While austerity measures are appropriate in countries that have overspent in the past, the austerity that panic-stricken financial markets force upon a country can trigger a major social and political backlash. In fact, several southern European countries – such as Greece, Italy, Portugal, and Spain – are currently experiencing exactly that.
To overcome this fundamental design flaw, government debts must be pooled. This would protect the weakest economies from destructive, panic-fuelled movements in financial markets, which, in theory, can hit any member country – even those that are strongest today. But it is not the only obstacle. A debt-pooling scheme must also address the fact that the strongest countries will inevitably face higher interest rates on their own debts when they become jointly liable for the debts of less credit-worthy governments.
To overcome these obstacles, a eurozone debt-mutualisation scheme must satisfy three crucial requirements. First, the share of government debt that can be pooled must be strictly limited, leaving each country responsible for a significant portion of its national debt, and therefore motivated to maintain sound public finances. (Several initiatives have aimed to achieve this, notably Jakob von Weizsäcker and Jacques Delpla’s 2010 Blue Bond proposal.)
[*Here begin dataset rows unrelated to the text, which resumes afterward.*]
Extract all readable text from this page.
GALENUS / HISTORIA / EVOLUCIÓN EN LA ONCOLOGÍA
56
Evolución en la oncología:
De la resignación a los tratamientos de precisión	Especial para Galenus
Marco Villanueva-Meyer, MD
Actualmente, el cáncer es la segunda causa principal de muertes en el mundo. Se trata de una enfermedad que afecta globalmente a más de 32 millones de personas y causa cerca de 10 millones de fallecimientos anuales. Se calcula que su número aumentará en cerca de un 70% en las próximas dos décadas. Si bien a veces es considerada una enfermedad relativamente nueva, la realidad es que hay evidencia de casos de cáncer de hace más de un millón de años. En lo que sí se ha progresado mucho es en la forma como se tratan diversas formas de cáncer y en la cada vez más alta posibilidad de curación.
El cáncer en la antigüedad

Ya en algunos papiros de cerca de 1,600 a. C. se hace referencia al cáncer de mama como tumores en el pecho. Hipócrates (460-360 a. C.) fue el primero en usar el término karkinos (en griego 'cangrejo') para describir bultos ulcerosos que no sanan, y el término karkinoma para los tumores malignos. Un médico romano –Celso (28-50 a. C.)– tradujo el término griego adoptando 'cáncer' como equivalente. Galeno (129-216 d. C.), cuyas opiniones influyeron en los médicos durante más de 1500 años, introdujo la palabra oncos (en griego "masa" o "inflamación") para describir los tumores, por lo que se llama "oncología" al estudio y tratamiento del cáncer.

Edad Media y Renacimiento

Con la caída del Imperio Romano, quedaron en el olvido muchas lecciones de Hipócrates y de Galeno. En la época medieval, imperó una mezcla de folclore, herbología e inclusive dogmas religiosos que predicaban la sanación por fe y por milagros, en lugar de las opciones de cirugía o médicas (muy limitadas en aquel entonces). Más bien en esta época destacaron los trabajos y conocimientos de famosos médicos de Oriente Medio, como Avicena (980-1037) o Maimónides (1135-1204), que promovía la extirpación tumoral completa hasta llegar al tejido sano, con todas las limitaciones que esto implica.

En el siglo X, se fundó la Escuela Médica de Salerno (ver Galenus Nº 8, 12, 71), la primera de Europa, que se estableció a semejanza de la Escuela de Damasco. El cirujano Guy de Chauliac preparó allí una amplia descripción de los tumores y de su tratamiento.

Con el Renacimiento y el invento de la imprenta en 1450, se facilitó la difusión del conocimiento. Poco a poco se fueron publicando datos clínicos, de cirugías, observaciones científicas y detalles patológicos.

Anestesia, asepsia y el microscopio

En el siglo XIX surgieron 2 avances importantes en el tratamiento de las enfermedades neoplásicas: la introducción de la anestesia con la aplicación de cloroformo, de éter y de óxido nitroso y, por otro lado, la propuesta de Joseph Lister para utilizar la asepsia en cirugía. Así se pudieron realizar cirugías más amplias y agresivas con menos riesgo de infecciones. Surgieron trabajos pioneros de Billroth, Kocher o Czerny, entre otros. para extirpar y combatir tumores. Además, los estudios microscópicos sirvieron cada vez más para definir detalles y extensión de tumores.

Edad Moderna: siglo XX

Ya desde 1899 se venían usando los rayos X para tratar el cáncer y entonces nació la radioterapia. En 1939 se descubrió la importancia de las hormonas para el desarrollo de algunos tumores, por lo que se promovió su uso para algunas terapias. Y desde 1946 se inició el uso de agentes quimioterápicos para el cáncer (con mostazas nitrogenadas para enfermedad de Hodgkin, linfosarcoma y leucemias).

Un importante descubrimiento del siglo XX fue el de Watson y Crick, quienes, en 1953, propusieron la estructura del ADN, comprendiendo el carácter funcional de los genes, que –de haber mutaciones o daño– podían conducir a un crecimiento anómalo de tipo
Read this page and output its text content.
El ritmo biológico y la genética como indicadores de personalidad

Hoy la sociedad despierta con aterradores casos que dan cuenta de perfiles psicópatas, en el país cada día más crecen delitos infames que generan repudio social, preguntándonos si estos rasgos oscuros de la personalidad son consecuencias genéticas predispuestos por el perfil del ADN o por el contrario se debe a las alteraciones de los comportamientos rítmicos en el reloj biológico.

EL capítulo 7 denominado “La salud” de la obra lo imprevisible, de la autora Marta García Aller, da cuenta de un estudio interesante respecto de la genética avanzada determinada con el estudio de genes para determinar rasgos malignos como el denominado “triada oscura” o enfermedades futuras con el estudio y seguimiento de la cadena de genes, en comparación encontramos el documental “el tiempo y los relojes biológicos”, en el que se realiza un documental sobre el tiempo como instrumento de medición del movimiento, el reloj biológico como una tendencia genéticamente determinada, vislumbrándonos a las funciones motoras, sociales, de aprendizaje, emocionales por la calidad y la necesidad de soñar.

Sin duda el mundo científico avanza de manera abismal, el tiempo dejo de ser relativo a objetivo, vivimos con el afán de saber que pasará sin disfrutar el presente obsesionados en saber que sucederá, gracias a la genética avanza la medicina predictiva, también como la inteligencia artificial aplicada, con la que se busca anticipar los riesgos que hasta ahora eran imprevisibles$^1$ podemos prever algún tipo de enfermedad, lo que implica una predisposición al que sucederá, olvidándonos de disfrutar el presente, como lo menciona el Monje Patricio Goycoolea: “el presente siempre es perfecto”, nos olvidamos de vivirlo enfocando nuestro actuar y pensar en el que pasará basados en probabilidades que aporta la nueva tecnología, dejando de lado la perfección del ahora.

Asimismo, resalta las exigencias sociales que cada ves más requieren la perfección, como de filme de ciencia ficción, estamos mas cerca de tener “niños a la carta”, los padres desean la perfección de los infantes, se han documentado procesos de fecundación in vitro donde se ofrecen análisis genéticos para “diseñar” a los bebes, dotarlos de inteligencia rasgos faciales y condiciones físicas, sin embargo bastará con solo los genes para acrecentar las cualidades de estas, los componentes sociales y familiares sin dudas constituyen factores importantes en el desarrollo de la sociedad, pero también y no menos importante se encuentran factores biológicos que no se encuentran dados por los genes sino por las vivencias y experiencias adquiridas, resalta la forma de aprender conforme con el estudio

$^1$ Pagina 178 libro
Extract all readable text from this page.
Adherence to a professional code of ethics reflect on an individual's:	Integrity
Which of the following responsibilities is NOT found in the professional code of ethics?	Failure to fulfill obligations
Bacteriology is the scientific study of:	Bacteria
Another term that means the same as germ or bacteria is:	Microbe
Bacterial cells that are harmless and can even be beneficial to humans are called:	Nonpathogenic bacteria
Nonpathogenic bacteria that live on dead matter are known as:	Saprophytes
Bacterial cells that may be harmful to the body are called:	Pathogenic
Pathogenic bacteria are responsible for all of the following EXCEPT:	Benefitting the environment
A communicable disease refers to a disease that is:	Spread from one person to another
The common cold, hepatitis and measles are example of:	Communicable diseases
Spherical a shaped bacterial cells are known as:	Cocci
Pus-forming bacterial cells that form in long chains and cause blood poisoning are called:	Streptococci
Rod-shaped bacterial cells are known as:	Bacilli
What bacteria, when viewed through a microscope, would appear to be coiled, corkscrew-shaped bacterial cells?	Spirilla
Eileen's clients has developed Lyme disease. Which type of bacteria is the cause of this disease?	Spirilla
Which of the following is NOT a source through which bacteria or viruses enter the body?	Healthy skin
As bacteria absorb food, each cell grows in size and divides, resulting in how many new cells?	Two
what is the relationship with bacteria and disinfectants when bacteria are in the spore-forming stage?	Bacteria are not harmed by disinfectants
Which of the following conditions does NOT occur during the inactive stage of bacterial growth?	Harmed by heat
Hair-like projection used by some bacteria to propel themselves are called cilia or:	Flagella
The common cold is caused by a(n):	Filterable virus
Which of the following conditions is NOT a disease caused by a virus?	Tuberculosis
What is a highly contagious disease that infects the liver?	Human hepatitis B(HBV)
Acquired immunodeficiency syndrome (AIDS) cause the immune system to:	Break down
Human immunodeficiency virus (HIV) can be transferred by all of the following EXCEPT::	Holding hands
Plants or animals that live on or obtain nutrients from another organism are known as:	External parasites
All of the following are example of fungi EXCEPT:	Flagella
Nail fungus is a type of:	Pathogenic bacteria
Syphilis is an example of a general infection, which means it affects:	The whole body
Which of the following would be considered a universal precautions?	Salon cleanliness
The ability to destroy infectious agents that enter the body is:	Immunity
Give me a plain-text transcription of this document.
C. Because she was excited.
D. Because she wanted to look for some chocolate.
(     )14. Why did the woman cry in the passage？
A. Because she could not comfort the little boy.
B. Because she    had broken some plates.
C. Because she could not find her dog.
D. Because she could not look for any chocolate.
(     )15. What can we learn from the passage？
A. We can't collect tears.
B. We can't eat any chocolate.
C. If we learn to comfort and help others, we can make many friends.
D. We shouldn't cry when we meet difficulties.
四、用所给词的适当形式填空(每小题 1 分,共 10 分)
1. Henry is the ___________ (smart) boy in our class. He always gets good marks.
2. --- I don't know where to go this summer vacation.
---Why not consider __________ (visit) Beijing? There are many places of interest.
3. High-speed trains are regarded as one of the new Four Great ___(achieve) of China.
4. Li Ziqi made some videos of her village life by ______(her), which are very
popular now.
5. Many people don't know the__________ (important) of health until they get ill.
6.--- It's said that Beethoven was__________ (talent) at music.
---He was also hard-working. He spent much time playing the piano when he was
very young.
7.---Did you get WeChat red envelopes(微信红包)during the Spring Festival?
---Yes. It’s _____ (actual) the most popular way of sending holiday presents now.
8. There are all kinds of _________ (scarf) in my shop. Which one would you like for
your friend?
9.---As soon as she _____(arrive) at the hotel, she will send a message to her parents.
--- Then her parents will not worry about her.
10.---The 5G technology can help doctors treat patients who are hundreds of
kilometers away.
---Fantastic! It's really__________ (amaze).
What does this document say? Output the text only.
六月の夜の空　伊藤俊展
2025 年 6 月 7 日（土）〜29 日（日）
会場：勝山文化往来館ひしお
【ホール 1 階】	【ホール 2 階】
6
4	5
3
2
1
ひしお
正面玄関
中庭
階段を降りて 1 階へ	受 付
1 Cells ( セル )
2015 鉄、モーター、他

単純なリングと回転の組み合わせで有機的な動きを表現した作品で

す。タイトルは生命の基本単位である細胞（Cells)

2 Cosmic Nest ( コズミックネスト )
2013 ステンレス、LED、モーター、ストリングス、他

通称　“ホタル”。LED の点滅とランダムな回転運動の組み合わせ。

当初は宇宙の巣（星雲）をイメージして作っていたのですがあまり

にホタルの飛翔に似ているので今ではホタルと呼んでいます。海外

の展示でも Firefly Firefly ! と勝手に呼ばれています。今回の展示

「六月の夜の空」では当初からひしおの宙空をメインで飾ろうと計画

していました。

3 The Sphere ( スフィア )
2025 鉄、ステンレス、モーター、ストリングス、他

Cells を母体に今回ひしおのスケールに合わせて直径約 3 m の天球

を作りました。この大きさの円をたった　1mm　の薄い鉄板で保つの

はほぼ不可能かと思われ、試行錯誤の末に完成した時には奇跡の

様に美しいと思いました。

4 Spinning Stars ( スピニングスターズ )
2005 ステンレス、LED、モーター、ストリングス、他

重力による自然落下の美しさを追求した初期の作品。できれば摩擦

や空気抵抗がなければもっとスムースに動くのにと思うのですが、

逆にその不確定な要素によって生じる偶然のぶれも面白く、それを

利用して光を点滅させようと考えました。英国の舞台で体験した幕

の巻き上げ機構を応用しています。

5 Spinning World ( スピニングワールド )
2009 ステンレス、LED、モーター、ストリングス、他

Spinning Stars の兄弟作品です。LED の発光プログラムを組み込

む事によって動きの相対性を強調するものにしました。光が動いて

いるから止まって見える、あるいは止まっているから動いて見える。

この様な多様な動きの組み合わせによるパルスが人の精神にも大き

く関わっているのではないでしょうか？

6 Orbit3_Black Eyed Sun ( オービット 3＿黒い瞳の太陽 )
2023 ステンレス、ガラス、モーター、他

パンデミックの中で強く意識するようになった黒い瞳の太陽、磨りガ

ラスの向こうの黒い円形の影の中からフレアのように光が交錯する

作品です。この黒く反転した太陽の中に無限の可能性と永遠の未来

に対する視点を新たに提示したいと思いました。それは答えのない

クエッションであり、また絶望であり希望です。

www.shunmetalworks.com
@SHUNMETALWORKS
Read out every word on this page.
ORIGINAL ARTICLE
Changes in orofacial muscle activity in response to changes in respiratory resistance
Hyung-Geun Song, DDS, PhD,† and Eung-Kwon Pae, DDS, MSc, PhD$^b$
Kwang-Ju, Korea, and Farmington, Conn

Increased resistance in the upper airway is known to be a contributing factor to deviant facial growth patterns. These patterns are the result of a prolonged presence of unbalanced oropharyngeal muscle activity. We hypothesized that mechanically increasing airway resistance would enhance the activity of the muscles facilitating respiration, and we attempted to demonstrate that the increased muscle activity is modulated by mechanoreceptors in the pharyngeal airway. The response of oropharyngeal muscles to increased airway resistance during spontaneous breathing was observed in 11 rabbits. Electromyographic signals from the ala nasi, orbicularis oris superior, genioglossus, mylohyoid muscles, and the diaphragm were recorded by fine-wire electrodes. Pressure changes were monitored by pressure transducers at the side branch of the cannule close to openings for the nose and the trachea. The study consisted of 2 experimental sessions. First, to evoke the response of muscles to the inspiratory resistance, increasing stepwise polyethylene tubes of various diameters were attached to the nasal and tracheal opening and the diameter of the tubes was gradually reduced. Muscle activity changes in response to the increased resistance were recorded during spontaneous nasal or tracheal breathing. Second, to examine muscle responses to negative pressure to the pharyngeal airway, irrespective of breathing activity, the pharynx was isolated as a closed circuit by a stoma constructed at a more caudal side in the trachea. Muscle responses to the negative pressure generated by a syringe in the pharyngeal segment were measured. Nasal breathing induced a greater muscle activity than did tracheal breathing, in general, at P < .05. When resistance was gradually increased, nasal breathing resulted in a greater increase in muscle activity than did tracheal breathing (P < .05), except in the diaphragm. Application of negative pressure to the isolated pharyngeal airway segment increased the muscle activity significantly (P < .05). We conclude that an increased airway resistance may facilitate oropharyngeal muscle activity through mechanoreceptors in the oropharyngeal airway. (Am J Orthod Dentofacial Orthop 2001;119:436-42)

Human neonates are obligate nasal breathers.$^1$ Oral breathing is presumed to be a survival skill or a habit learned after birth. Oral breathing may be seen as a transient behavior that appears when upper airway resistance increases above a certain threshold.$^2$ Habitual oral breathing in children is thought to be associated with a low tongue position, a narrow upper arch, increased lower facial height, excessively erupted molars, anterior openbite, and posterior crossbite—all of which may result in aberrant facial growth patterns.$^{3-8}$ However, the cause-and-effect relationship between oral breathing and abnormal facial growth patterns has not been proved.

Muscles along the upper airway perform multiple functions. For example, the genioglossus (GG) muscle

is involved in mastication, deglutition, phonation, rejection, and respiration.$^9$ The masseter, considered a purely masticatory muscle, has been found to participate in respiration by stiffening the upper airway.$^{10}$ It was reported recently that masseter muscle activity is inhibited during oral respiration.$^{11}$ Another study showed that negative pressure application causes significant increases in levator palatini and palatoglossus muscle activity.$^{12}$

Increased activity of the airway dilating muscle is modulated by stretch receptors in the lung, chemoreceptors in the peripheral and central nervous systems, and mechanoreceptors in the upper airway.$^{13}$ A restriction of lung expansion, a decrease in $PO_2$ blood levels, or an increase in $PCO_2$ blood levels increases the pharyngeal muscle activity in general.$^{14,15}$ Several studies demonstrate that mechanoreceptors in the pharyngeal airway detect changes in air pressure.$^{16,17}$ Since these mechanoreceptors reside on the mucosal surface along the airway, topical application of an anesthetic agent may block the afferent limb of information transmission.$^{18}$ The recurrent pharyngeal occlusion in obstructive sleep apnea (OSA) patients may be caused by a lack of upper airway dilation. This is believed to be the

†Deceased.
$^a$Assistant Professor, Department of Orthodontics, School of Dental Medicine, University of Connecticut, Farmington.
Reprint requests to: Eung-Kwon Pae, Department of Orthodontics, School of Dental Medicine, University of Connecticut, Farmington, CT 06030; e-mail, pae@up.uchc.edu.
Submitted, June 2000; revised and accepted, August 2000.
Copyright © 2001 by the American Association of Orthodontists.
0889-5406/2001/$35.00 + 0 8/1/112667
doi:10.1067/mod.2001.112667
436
Second, an internal transfer mechanism between eurozone Member States is needed in order to ensure that less credit-worthy countries compensate, at least partly, their more economically sound counterparts.
Finally, a supervisory authority must be established to monitor governments’ progress toward achieving sustainable debt levels – and to create clear consequences for those that break the eurozone’s budgetary rules. The Padoa-Schioppa group recently proposed that rule-breaking governments should gradually lose control over their own national budgetary processes.